Empirical Evaluation of PDF Parsing and Chunking for Financial Question Answering with RAG
For practitioners building RAG systems for PDF understanding, this study offers empirical guidance on component choices, though the findings are incremental and domain-specific.
This paper systematically evaluates PDF parsers and chunking strategies for financial question answering using RAG, introducing the TableQuest benchmark. Results provide practical guidelines for building robust RAG pipelines, but no specific performance numbers are reported.

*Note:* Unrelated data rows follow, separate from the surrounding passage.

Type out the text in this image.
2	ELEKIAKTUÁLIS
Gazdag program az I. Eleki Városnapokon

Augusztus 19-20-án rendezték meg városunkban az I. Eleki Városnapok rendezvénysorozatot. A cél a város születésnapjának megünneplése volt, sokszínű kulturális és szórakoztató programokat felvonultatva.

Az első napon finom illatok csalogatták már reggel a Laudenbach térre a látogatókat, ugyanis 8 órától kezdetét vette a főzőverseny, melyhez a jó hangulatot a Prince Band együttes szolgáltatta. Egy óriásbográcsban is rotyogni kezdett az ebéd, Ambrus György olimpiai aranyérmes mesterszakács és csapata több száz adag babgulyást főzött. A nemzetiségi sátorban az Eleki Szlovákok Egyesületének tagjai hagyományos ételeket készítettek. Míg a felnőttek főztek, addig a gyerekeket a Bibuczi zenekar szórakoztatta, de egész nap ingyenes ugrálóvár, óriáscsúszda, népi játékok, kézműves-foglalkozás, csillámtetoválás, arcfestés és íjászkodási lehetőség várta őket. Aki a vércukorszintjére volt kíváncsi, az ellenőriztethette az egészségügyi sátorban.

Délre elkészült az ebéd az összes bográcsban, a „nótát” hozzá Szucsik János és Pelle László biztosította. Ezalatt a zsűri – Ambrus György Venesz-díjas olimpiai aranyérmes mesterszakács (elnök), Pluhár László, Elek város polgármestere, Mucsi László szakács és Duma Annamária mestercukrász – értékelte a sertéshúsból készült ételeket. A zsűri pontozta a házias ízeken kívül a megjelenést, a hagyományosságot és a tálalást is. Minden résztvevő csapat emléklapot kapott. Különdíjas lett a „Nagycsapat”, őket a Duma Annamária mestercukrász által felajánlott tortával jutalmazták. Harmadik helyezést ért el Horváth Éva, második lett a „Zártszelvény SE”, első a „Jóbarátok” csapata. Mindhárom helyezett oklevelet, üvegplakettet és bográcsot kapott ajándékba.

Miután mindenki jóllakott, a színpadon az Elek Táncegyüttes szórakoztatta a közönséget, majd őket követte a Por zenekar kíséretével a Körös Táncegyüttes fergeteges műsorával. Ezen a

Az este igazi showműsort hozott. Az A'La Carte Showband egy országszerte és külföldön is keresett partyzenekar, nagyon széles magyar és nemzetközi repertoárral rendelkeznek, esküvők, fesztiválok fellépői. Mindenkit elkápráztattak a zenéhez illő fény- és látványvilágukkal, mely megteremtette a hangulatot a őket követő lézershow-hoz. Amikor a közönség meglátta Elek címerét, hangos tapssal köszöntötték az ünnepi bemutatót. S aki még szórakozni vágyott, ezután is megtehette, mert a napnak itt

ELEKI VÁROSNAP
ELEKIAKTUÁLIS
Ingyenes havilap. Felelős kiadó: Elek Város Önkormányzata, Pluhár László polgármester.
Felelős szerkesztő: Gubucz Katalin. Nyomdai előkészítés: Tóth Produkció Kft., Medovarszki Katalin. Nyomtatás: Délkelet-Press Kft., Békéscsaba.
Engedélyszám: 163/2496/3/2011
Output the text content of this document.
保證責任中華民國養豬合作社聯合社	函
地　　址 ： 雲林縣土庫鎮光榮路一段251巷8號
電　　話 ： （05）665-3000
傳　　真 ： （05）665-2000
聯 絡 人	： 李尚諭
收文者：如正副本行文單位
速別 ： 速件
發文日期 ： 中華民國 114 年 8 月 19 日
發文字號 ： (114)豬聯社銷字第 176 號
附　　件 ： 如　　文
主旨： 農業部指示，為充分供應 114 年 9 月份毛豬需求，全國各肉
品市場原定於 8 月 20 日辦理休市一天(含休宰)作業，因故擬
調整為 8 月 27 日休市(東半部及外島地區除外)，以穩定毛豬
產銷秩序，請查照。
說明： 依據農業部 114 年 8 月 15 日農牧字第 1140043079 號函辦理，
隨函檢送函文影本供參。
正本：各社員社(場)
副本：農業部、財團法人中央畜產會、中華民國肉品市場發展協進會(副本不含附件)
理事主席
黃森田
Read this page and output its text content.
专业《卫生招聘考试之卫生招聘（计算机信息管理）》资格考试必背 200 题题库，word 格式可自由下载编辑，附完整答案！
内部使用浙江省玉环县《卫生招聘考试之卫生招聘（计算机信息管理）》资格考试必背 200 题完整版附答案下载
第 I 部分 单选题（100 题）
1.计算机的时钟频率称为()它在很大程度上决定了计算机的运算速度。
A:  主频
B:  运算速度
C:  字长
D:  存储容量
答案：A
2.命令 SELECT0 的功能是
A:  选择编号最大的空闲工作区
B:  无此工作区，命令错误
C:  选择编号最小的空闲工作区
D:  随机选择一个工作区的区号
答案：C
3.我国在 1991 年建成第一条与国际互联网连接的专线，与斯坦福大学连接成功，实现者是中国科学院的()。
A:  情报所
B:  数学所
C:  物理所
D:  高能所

PDF files are primarily intended for human reading rather than automated processing. In addition, the heterogeneous content of PDFs, such as text, tables, and images, poses significant challenges for parsing and information extraction. To address these difficulties, both practitioners and researchers are increasingly developing new methods, including the promising Retrieval-Augmented Generation (RAG) systems to automated PDF processing. However, there is no comprehensive study investigating how different components and design choices affect the performance of a RAG system for understanding PDFs. In this paper, we propose such a study (1) by focusing on Question Answering, a specific language understanding task, and (2) by leveraging two benchmarks from the financial domain, including TableQuest, our newly generated, publicly available benchmark. We systematically examine multiple PDF parsers and chunking strategies (with varied overlap), along with their potential synergies in preserving document structure and ensuring answer correctness. Overall, our results offer practical guidelines for building robust RAG pipelines for PDF understanding.